Between January and August, when bills targeting transgender Texans were being debated in the statehouse, calls from LGBTQ young people to a crisis hotline skyrocketed by 150 percent, according data released by the Trevor Project, an LGBTQ youth suicide prevention and crisis intervention organization. About 4,000, or 36 percent of all contacts from Texas, came from transgender or nonbinary youths.

Nationwide, more than 130 anti-transgender bills in 33 states have been introduced in the 2020-2021 legislative session, according to HRC.

Some 52 were introduced in Texas, according to Equality Texas, more than any other state. One measure would have made it a felony for parents to allow their transgender children to receive puberty blockers or other transition-related care. The bill, which did not pass, could have included punishments ranging from jail time to having children taken away.

Eight other states have passed transgender sports bans, according to the Movement Advancement Project: Idaho, West Virginia, Montana, Arkansas, Mississippi, Alabama, Florida and Tennessee. (South Dakota Gov. Kristi Noem vetoed a ban in March and then issued two executive orders to much the same effect.)

Lawsuits have been filed against Idaho's and West Virginia's laws, with court orders preventing enforcement of either pending further review.

At the same time, a group of cisgender high school athletes has filed suit in Connecticut, arguing that by being forced to race against transgender competitors, they have been deprived of wins, titles and access to scholarships.

In April, the National Collegiate Athletic Association said it “firmly and unequivocally supports the opportunity for transgender student-athletes to compete in college sports.” 

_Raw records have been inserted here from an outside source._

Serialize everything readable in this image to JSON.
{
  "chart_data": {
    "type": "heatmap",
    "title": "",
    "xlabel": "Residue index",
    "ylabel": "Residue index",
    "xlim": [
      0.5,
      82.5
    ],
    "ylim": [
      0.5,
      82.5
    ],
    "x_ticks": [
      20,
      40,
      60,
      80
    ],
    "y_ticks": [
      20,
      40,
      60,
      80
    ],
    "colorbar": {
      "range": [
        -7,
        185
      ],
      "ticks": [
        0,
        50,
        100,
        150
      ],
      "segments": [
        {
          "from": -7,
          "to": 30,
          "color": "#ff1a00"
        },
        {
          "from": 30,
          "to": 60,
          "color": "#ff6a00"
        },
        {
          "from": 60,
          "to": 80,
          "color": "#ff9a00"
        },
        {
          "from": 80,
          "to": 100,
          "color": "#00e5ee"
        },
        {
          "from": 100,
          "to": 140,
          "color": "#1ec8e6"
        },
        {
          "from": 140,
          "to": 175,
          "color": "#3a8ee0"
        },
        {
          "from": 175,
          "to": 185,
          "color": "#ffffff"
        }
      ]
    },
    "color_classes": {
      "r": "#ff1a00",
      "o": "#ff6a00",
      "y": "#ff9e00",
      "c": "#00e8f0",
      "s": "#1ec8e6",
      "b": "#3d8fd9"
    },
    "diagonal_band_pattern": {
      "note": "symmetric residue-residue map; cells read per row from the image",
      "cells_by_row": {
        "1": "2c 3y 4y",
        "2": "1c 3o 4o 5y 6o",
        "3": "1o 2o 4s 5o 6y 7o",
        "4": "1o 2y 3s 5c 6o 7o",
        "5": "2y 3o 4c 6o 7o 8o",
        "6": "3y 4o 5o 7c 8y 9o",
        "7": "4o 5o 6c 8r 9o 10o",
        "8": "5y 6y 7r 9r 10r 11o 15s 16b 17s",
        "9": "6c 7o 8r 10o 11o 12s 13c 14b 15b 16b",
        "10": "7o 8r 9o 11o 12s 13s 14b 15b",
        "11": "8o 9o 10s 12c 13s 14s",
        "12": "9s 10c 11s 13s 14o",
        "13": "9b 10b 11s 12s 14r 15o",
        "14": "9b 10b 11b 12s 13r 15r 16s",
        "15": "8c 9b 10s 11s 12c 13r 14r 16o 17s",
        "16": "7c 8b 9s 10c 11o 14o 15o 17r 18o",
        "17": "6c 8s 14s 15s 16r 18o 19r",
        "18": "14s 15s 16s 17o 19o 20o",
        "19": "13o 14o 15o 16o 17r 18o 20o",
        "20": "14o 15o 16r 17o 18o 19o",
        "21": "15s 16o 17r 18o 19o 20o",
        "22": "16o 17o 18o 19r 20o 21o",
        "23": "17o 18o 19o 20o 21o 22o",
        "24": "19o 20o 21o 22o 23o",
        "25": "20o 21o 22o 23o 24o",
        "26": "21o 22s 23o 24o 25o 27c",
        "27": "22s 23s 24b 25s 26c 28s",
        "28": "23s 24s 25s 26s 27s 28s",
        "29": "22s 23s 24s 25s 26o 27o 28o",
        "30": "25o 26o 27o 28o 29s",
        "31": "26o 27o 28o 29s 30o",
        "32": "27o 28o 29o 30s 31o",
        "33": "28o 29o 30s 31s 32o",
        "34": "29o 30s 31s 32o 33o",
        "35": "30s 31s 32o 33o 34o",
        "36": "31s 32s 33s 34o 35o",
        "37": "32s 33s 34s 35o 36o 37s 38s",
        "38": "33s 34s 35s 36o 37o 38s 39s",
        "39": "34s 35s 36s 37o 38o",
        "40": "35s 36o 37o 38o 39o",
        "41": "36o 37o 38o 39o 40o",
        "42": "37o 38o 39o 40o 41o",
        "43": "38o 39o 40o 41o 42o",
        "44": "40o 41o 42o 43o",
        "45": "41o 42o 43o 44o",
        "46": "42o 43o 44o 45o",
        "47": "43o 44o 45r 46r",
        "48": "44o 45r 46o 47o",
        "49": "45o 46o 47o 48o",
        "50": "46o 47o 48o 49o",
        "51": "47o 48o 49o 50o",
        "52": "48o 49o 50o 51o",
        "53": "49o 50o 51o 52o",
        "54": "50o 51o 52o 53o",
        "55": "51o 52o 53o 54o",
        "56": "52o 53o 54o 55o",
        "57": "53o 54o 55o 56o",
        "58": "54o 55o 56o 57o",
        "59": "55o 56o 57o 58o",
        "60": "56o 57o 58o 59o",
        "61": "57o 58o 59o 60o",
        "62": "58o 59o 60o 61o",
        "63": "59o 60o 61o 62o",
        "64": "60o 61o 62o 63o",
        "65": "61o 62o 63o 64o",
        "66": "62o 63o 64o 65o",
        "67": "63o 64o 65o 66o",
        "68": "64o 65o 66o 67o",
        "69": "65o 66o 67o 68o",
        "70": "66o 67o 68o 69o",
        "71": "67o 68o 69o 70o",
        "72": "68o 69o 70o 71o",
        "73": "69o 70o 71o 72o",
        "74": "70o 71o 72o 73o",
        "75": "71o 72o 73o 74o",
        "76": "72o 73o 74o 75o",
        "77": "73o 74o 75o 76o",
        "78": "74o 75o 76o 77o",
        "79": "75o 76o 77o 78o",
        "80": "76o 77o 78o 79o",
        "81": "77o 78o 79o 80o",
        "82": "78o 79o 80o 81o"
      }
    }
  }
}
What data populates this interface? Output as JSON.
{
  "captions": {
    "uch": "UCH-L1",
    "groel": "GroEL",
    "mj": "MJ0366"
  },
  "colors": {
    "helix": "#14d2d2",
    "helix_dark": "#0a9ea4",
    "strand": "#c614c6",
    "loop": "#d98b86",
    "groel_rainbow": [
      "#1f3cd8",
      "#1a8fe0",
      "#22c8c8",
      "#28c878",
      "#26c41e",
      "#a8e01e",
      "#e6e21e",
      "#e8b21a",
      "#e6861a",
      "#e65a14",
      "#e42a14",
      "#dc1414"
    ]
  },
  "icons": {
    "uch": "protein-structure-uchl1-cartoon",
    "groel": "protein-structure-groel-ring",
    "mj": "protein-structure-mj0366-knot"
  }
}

The organization’s board of governors cautioned states interested in hosting tournaments that “only locations where hosts can commit to providing an environment that is safe, healthy and free of discrimination” would be considered.

That same month, a PBS NewsHour/NPR/Marist poll indicated two-thirds (67 percent) of Americans, including 66 percent of Republicans, opposed anti-transgender sports bans.

Texas Lt. Gov. Dan Patrick, a Republican, made a so-called bathroom bill a legislative priority in 2017, but it failed to pass during either the regular session or a special session.  

“They found out in 2017 how unappealing it is to be perceived as having a vendetta against trans kids,” Oakley said. “The public is getting tired of this boogeyman.”

Oakley wouldn’t confirm whether HRC planned to be part of any legal action against the ban.

“There have been lawsuits filed in other parts of the country over laws like this,” she said. “We may see that’s next in Texas.”